Architecture, design and travel have long shared many commonalities. For Moynat artistic director Ramesh Nair, architecture and bag design are both destined to “house” human content: a physical and metaphysical container that we identify with, that shapes us as much as we shape it. Bags serve as mobiles dwellings for our possessions: architecture in motion, delineating space. We inhabit our edifices just as we inhabit our bags; each incarnates a space that is intensely personal and simultaneously public in the way that it makes a statement about who we are and who we want to be. Similarly, the physical structure of the human body itself is an architectural form, both container and content for our experiences, our thoughts, our souls.
This year, Moynat explores the relationship between body and space, revealing the minimalist architecture that lends our creations their clean, pure lines, the stylised geometry that links the human form to the receptacle – habitat and inhabited. A dance of complex components, precise gestures and intricate mechanics, distilled to its most pure form, honed to perfection over time and through uncompromising practice.
Each season, at Moynat, we present a different facet of our work, focusing on the elements that come together to compose our bags: from our leathers to our closures and metallic components. This year we bring all these varied elements together under the overarching architecture of the form itself that determines the shape of our bags and objects.
Our new creations break the rules of materials and forms traditionally associated with bags.
Indigo dyed denim, originally associated with workwear, plays a prominent role.
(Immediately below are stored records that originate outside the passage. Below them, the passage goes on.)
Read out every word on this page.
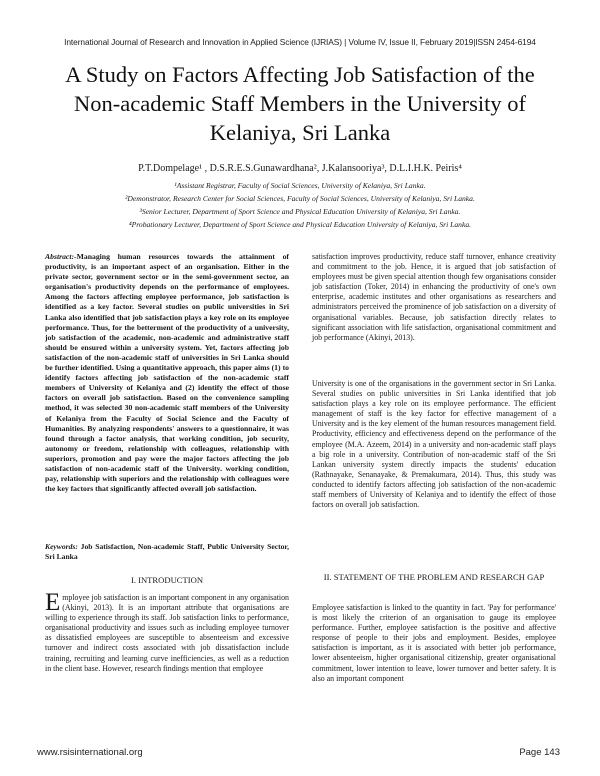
International Journal of Research and Innovation in Applied Science (IJRIAS) | Volume IV, Issue II, February 2019|ISSN 2454-6194
A Study on Factors Affecting Job Satisfaction of the Non-academic Staff Members in the University of Kelaniya, Sri Lanka
P.T.Dompelage¹ , D.S.R.E.S.Gunawardhana², J.Kalansooriya³, D.L.I.H.K. Peiris⁴
¹Assistant Registrar, Faculty of Social Sciences, University of Kelaniya, Sri Lanka.
²Demonstrator, Research Center for Social Sciences, Faculty of Social Sciences, University of Kelaniya, Sri Lanka.
³Senior Lecturer, Department of Sport Science and Physical Education University of Kelaniya, Sri Lanka.
⁴Probationary Lecturer, Department of Sport Science and Physical Education University of Kelaniya, Sri Lanka.

Abstract:-Managing human resources towards the attainment of productivity, is an important aspect of an organisation. Either in the private sector, government sector or in the semi-government sector, an organisation's productivity depends on the performance of employees. Among the factors affecting employee performance, job satisfaction is identified as a key factor. Several studies on public universities in Sri Lanka also identified that job satisfaction plays a key role on its employee performance. Thus, for the betterment of the productivity of a university, job satisfaction of the academic, non-academic and administrative staff should be ensured within a university system. Yet, factors affecting job satisfaction of the non-academic staff of universities in Sri Lanka should be further identified. Using a quantitative approach, this paper aims (1) to identify factors affecting job satisfaction of the non-academic staff members of University of Kelaniya and (2) identify the effect of those factors on overall job satisfaction. Based on the convenience sampling method, it was selected 30 non-academic staff members of the University of Kelaniya from the Faculty of Social Science and the Faculty of Humanities. By analyzing respondents' answers to a questionnaire, it was found through a factor analysis, that working condition, job security, autonomy or freedom, relationship with colleagues, relationship with superiors, promotion and pay were the major factors affecting the job satisfaction of non-academic staff of the University. working condition, pay, relationship with superiors and the relationship with colleagues were the key factors that significantly affected overall job satisfaction.

Keywords: Job Satisfaction, Non-academic Staff, Public University Sector, Sri Lanka

I. INTRODUCTION

Employee job satisfaction is an important component in any organisation (Akinyi, 2013). It is an important attribute that organisations are willing to experience through its staff. Job satisfaction links to performance, organisational productivity and issues such as including employee turnover as dissatisfied employees are susceptible to absenteeism and excessive turnover and indirect costs associated with job dissatisfaction include training, recruiting and learning curve inefficiencies, as well as a reduction in the client base. However, research findings mention that employee

satisfaction improves productivity, reduce staff turnover, enhance creativity and commitment to the job. Hence, it is argued that job satisfaction of employees must be given special attention though few organisations consider job satisfaction (Toker, 2014) in enhancing the productivity of one's own enterprise, academic institutes and other organisations as researchers and administrators perceived the prominence of job satisfaction on a diversity of organisational variables. Because, job satisfaction directly relates to significant association with life satisfaction, organisational commitment and job performance (Akinyi, 2013).
University is one of the organisations in the government sector in Sri Lanka. Several studies on public universities in Sri Lanka identified that job satisfaction plays a key role on its employee performance. The efficient management of staff is the key factor for effective management of a University and is the key element of the human resources management field. Productivity, efficiency and effectiveness depend on the performance of the employee (M.A. Azeem, 2014) in a university and non-academic staff plays a big role in a university. Contribution of non-academic staff of the Sri Lankan university system directly impacts the students' education (Rathnayake, Senanayake, & Premakumara, 2014). Thus, this study was conducted to identify factors affecting job satisfaction of the non-academic staff members of University of Kelaniya and to identify the effect of those factors on overall job satisfaction.
II. STATEMENT OF THE PROBLEM AND RESEARCH GAP
Employee satisfaction is linked to the quantity in fact. 'Pay for performance' is most likely the criterion of an organisation to gauge its employee performance. Further, employee satisfaction is the positive and affective response of people to their jobs and employment. Besides, employee satisfaction is important, as it is associated with better job performance, lower absenteeism, higher organisational citizenship, greater organisational commitment, lower intention to leave, lower turnover and better safety. It is also an important component
www.rsisinternational.org	Page 143
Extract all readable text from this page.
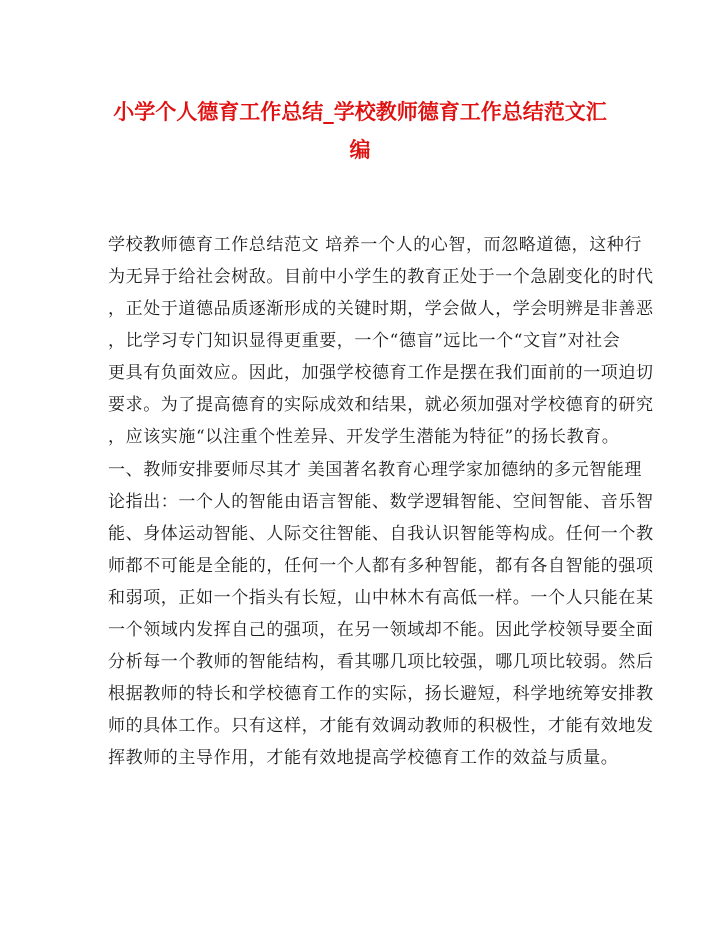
小学个人德育工作总结_学校教师德育工作总结范文汇
编

学校教师德育工作总结范文 培养一个人的心智，而忽略道德，这种行

为无异于给社会树敌。目前中小学生的教育正处于一个急剧变化的时代

，正处于道德品质逐渐形成的关键时期，学会做人，学会明辨是非善恶

，比学习专门知识显得更重要，一个“德盲”远比一个“文盲”对社会

更具有负面效应。因此，加强学校德育工作是摆在我们面前的一项迫切

要求。为了提高德育的实际成效和结果，就必须加强对学校德育的研究

，应该实施“以注重个性差异、开发学生潜能为特征”的扬长教育。

一、教师安排要师尽其才 美国著名教育心理学家加德纳的多元智能理

论指出：一个人的智能由语言智能、数学逻辑智能、空间智能、音乐智

能、身体运动智能、人际交往智能、自我认识智能等构成。任何一个教

师都不可能是全能的，任何一个人都有多种智能，都有各自智能的强项

和弱项，正如一个指头有长短，山中林木有高低一样。一个人只能在某

一个领域内发挥自己的强项，在另一领域却不能。因此学校领导要全面

分析每一个教师的智能结构，看其哪几项比较强，哪几项比较弱。然后

根据教师的特长和学校德育工作的实际，扬长避短，科学地统筹安排教

师的具体工作。只有这样，才能有效调动教师的积极性，才能有效地发

挥教师的主导作用，才能有效地提高学校德育工作的效益与质量。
Precious crocodile, the ultimate showcase of craftsmanship both in the treatment of the skin and in the making of the bag, is indigo-dyed to house our possessions as denim houses our bodies. Democratisation of materials is not necessarily a down-grading of luxury.
Crocodile and lizard skins with a matte, resilient texture are mirrored in metallic closures with the same treatment.
The iconic Mini Vanity makes a comeback in new, delicately tinted natural stone, a chef d’oeuvre of craftsmanship and ground-breaking use of non-traditional materials. This year, Moynat artisans have surpassed themselves by coaxing stone cladding to curve around the shapes of bags like the Marie-Louise and the Mini Vanity Macaron, an architectural feat in itself.
New versions of the Mini Vanity are introduced: hexagons, cylinders and trapezes offer a geometric feast for the eyes, as many different shapes and sizes as the human body.
Also presented are the Heritage closure with its intricate mechanism revealed under sapphire glass and iridescent metallic finishes on closures and chains. The beauty and complexity of the multi-metal Art Deco closures on the Marlene and Marie-Louise bags recall once again the close relationship between architecture and bags. The high-tech biometric lock on a Mini Vanity that is entirely handmade mirrors the magic of Parisian architecture where a Hausmannian town house may be equipped with cutting-edge technology.